To begin at the beginning, front-end web development is all about creating the actual experience of being on the web. What you see, what you hear, what you learn, what you do—in short, how you engage with a website—that’s what front-end web developers build. To do this, front-end developers deploy a mix of programming and design strategies, and ideally the goal for a front-end developer is to create beautiful websites, that also function well.
Front-End Development vs. Back-End Development
Learning about front-end web development often begins with understanding the difference between front-end and back-end development. I’ll choose a musical metaphor to try and explain: imagine a website as an electric guitar. The components that actually make it possible for the guitar to emanate sound—wiring and pick-ups, for example—are back-end components. The features that make the guitar feel great to play—the action, the body shape, the neck width, plus “the look” of the instrument—those are front-end components.

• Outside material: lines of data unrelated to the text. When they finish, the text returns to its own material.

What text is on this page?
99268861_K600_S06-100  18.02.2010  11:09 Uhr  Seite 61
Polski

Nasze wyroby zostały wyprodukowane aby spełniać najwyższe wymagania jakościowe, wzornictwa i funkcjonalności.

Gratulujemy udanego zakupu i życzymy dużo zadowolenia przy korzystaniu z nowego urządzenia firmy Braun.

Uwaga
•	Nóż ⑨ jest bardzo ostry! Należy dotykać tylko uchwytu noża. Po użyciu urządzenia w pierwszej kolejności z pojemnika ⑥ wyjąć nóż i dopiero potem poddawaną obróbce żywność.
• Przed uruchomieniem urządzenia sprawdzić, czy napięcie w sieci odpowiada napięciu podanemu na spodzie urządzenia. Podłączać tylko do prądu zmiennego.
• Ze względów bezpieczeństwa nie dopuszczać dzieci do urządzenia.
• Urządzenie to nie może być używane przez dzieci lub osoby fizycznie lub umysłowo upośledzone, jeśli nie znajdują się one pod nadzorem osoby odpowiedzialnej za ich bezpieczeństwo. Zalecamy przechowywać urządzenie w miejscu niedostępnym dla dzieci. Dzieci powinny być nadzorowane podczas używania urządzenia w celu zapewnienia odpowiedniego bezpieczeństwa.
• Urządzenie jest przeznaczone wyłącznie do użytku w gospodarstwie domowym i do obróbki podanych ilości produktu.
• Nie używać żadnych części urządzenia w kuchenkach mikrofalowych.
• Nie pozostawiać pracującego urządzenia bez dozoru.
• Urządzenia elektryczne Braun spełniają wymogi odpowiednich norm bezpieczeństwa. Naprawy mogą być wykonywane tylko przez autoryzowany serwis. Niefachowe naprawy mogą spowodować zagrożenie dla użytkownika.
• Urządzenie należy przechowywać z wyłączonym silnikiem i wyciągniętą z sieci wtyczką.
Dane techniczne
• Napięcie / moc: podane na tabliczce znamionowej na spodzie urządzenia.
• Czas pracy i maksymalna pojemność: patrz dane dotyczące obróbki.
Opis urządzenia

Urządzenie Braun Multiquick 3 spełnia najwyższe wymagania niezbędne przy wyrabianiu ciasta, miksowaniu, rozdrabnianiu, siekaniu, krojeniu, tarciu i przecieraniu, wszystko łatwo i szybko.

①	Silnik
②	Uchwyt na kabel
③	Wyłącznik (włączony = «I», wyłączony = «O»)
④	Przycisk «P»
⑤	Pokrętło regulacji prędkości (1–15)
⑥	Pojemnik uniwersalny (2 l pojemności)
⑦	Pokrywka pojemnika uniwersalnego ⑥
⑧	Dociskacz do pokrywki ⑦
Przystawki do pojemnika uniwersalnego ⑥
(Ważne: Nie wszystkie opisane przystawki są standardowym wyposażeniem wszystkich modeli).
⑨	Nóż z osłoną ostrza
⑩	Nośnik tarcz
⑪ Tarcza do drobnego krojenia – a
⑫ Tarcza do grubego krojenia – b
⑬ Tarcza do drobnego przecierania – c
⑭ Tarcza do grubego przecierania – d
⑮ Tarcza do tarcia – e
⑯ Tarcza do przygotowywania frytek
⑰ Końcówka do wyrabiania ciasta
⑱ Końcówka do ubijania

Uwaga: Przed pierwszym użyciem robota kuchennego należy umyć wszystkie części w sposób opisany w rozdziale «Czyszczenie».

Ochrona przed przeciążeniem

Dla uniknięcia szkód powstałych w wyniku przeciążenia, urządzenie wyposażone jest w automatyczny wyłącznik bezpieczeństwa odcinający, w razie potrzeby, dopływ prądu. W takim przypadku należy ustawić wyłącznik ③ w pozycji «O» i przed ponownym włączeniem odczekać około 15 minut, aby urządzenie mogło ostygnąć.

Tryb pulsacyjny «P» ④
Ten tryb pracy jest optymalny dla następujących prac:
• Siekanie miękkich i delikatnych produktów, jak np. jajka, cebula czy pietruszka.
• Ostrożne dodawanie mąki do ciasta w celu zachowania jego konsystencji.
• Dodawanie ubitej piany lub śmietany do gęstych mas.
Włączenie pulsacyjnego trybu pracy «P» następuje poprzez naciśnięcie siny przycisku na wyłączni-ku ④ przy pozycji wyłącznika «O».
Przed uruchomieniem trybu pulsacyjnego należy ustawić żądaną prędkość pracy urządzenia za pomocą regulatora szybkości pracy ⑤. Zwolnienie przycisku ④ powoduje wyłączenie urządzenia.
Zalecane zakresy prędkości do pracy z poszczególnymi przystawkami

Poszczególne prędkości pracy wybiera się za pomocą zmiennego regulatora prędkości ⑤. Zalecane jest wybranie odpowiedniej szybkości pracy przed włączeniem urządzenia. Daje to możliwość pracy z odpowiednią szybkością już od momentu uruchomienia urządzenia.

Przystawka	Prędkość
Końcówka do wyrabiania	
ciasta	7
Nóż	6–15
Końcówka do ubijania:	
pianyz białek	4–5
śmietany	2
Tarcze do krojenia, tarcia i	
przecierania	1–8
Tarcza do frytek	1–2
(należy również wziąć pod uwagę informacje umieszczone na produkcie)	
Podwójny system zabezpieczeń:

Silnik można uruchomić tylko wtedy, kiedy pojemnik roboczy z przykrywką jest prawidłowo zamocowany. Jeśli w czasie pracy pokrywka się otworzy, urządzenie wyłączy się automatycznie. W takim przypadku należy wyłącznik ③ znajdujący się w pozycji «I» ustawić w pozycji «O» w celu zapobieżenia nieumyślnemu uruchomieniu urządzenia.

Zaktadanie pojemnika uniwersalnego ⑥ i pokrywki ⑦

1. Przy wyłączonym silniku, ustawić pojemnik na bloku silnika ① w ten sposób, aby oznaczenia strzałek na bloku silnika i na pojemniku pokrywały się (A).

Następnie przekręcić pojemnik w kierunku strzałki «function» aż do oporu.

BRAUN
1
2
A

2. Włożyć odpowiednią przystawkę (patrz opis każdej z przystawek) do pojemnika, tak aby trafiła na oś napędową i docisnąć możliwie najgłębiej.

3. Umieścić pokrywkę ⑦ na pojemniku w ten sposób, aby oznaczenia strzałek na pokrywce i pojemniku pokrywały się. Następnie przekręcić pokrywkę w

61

The two disciplines of course overlap at many points. For example, a volume knob is like a back-end component insofar as it determines the output level of the instrument. But what it looks like, feels like, which way it turns, what color it is, and where it’s placed on the body of the guitar, those are front-end decisions.
I am indebted to Udacity Senior Course Developer Cameron Pittman for an extension of the above musical analogy. In discussing this post with him, he suggested one might consider the analogy of a live concert. What someone in the audience experiences—the lights, the sounds, the sight of the band on stage—this is essentially the front-end of the concert. Everything behind-the-scenes that makes the concert possible from a logistical standpoint—everything from the tour bus and the roadies to the amps and the electricity—that’s the back-end. It’s an extremely apt analogy, as it makes abundantly clear the critical symbiosis that exists between the two.
And that’s exactly where you’ll begin when you enroll in the Udacity Front-End Web Developer program:
P1: Build a Portfolio Site
You will be provided with a design mockup as a PDF-file and must replicate that design in HTML and CSS. You will develop a responsive website that will display images, descriptions and links to each of the portfolio projects you will complete throughout the course of the Front-End Web Developer Nanodegree.
It’s no coincidence that you start out working with principles of Responsive Web Design. In today’s multi-device world, it’s absolutely critical that sites automatically adapt to different platforms, sizes, and orientations.
P2: Interactive Resume
Which brings us to Frogger. A certifiable video game classic, this arcade legend launched in 1981 (interestingly enough, the same year MTV launched!). It has gone through multiple forms and permutations over the decades, and has never really gone away. The game’s pop culture bona fides include an episode of Seinfeld, and a song by punk legends Bad Religion!
It also plays an important role in the learning life of an aspiring front-end developer at Udacity. Here is Project 3:
P3: Classic Arcade Game Clone
You will be provided with visual assets and a game loop engine; using these tools you must add a number of entities to the game including the player characters and enemies to recreate the classic arcade game Frogger.
A fun way to learn, the say the least! If you’d like to see (and play!) an example of a completed project in action, check out Udacity graduate Dawoon Choi’s version (note: Dawoon is now a full-time Software Engineer at Classting Inc.!)
And if you’d like to see a particularly imaginative take on this project, check out the version version, in which a very clever student actually made game characters out of their instructors!
The Front-End Web Developer Nanodegree Program
That takes us through 3 of the 6 projects that form the core of the Front-End Web Developer Nanodegree program. After Frogger, you go on to: optimize an existing website (P4), create an interactive neighborhood map (P5), and test application functionalities (P6).
As but one example of how important these projects can be to a developer’s career, here is a recent comment that a student posted on our website:
“I showcased my Neighborhood Map project at an interview, and being able to explain my code and add a new feature was critical in my getting my first engineering job there.”
If you’d like to read a remarkable story of life and career transformation made possible by the Front-End Web Developer program, I encourage you to read James Peterson’s story:
Welcome to Your New Career as a Front-End Web Developer!
Probably the easiest way to determine whether a Front-End Web Development career makes sense for you, is to answer this question:
Have you ever gone to a website, gotten frustrated by something to do with the your interactions with that website, and then wished aloud for a feature the site doesn’t have?
Did you answer “Yes?” Then welcome to your new career in Front-End Web Development!